La provincia aquilana è la più estesa della regione, e, pur essendo l’unica a non avere accesso diretto al mare, compensa questa mancanza con le numerose ricchezze storico-culturali, turistiche e naturalistiche disseminate su tutto il suo territorio, che, bisogna ricordarlo, vede ben tredici piccoli centri inseriti nel prestigioso Club de “I Borghi più belli d’Italia”.
Nelle città abbondano palazzi nobiliari che risalgono, perlopiù, al periodo che va dal XV al XVIII secolo e spettacolari sono le numerosissime chiese che impreziosiscono le vie cittadine con le loro facciate antiche e i campanili sonori. Tanti sono i centri ricchi di storia, cultura e tradizioni presenti sul territorio aquilano: Scanno e il suo lago naturale; gli stupendi borghi medievali di Castelvecchio Calvisio, Fontecchio, Pacentro, Pescocostanzo e S. Stefano di Sessanio; Fossa e la sua necropoli; la preromana Amiternum; la storica Corfinio, che fu capitale, con il nome di “Italia”, dei popoli italici insorti contro Roma; Cocullo e i suoi serpari; Celano, Rocca di Mezzo e Rocca di Cambio; le grotte di Stiffe; Castel di Sangro; il borgo fortificato di Castel del Monte; la religiosa Sulmona e i suoi confetti; solo per citarne alcuni….
A difesa della Natura è presente il Parco Nazionale del Gran Sasso e Monti della Laga, che comprende tre gruppi montuosi (Gran Sasso, Monti della Laga e Monti Gemelli) e che racchiude ricchezze naturalistiche, bellezze storico-artistiche, suggestivi centri storici, paesaggi sconfinati, montagne severe e una eccezionale varietà di specie vegetali.
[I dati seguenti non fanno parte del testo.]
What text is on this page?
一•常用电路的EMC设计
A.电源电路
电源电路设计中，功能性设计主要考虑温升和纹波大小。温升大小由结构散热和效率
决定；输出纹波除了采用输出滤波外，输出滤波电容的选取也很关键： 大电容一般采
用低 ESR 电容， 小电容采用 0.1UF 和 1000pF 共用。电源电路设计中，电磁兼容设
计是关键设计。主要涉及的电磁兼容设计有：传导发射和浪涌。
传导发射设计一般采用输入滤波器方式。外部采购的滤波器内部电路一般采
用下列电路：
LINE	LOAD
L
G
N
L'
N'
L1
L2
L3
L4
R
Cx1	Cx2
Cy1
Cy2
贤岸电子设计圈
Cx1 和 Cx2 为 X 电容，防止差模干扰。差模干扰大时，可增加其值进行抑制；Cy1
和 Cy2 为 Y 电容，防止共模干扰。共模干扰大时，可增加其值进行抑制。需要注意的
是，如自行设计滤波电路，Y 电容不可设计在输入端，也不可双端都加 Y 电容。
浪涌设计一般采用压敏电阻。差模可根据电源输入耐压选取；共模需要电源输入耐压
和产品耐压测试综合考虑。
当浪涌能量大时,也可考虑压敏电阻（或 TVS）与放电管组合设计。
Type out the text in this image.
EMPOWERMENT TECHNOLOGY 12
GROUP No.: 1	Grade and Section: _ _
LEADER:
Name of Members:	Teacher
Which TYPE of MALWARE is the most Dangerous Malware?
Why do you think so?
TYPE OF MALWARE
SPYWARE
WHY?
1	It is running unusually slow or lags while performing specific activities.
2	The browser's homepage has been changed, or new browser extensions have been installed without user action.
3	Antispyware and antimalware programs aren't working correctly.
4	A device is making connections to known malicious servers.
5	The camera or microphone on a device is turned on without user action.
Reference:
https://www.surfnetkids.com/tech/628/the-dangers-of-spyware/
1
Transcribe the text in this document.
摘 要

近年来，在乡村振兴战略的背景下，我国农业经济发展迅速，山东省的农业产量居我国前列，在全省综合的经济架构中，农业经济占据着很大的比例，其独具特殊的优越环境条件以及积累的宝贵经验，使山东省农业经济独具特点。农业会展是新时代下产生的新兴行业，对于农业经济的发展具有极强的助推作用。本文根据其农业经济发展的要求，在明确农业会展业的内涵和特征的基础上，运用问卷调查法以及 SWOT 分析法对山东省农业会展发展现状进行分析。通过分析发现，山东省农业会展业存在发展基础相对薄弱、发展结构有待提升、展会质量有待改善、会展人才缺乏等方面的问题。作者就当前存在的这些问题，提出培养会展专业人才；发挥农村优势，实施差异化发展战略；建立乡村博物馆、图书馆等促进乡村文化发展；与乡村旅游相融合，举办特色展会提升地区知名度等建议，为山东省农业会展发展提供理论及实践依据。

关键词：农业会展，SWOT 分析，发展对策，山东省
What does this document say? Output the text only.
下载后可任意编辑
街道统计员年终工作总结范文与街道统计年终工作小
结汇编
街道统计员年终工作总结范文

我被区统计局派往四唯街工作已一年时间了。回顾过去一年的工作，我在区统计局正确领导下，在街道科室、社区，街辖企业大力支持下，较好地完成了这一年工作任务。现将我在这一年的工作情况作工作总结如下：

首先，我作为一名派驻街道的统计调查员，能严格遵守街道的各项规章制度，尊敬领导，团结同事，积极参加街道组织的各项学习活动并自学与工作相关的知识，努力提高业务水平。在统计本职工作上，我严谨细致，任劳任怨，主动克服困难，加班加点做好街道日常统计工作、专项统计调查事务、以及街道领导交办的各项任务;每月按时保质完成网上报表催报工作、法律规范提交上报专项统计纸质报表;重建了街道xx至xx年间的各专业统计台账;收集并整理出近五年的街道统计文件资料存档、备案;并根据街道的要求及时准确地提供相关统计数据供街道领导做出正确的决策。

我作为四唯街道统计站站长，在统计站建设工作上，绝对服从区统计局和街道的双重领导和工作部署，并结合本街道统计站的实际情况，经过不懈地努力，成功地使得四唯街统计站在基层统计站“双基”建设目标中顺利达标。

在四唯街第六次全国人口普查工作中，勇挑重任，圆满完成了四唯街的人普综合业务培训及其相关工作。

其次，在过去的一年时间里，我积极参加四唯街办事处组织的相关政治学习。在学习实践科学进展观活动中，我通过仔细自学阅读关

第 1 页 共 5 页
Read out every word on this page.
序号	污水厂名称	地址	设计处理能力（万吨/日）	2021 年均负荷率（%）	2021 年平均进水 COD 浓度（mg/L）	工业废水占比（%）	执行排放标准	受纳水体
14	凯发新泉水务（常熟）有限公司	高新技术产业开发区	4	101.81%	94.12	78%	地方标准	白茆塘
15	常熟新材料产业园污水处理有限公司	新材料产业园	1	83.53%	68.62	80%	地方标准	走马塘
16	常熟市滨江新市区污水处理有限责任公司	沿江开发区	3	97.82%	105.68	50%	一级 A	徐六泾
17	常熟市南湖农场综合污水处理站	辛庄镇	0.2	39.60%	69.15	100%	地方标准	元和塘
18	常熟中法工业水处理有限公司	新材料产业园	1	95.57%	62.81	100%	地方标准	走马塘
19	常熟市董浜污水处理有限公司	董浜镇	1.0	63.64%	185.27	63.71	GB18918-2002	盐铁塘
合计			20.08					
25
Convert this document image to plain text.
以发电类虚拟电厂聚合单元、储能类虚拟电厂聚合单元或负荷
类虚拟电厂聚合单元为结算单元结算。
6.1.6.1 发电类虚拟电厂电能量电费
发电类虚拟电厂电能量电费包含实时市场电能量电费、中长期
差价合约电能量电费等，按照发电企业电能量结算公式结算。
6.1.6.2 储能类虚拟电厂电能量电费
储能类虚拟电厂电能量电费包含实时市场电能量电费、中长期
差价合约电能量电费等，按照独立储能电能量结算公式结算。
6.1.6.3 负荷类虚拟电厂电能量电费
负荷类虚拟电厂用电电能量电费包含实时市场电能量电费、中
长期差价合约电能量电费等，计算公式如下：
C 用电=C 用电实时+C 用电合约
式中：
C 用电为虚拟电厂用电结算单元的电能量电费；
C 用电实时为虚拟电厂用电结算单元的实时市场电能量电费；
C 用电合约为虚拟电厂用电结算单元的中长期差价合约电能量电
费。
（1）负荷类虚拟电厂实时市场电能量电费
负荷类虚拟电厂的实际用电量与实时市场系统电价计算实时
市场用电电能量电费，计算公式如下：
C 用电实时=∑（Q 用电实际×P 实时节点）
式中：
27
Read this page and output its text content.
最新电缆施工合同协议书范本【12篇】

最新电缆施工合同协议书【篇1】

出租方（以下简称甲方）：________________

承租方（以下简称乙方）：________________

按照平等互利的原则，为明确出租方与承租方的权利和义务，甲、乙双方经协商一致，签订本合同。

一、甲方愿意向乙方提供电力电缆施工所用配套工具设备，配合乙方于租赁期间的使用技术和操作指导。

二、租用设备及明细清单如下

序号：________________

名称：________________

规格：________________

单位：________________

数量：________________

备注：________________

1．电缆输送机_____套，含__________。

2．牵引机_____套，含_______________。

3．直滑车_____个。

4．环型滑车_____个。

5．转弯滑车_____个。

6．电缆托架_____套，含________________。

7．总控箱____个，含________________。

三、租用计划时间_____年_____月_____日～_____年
L’area protetta copre il settore centrale dell’Appennino Abruzzese e confina direttamente con altri due importanti parchi nazionali: a nord-ovest quello dei Monti Sibillini, a sud-est quello della Majella. I quasi 3.000 metri del Gran Sasso ne fanno la vetta più alta dell’Appennino e sono circa 2.400 le specie vegetali censite sulle sue pendici, con molti endemismi in comune col confinante massiccio della Majella e molte sono le specie di animali presenti: tra i mammiferi ricordiamo, il camoscio d’Abruzzo, che è stato recentemente reintrodotto grazie a esemplari provenienti dal Parco d’Abruzzo, il cervo, il capriolo, il lupo, l’orso marsicano.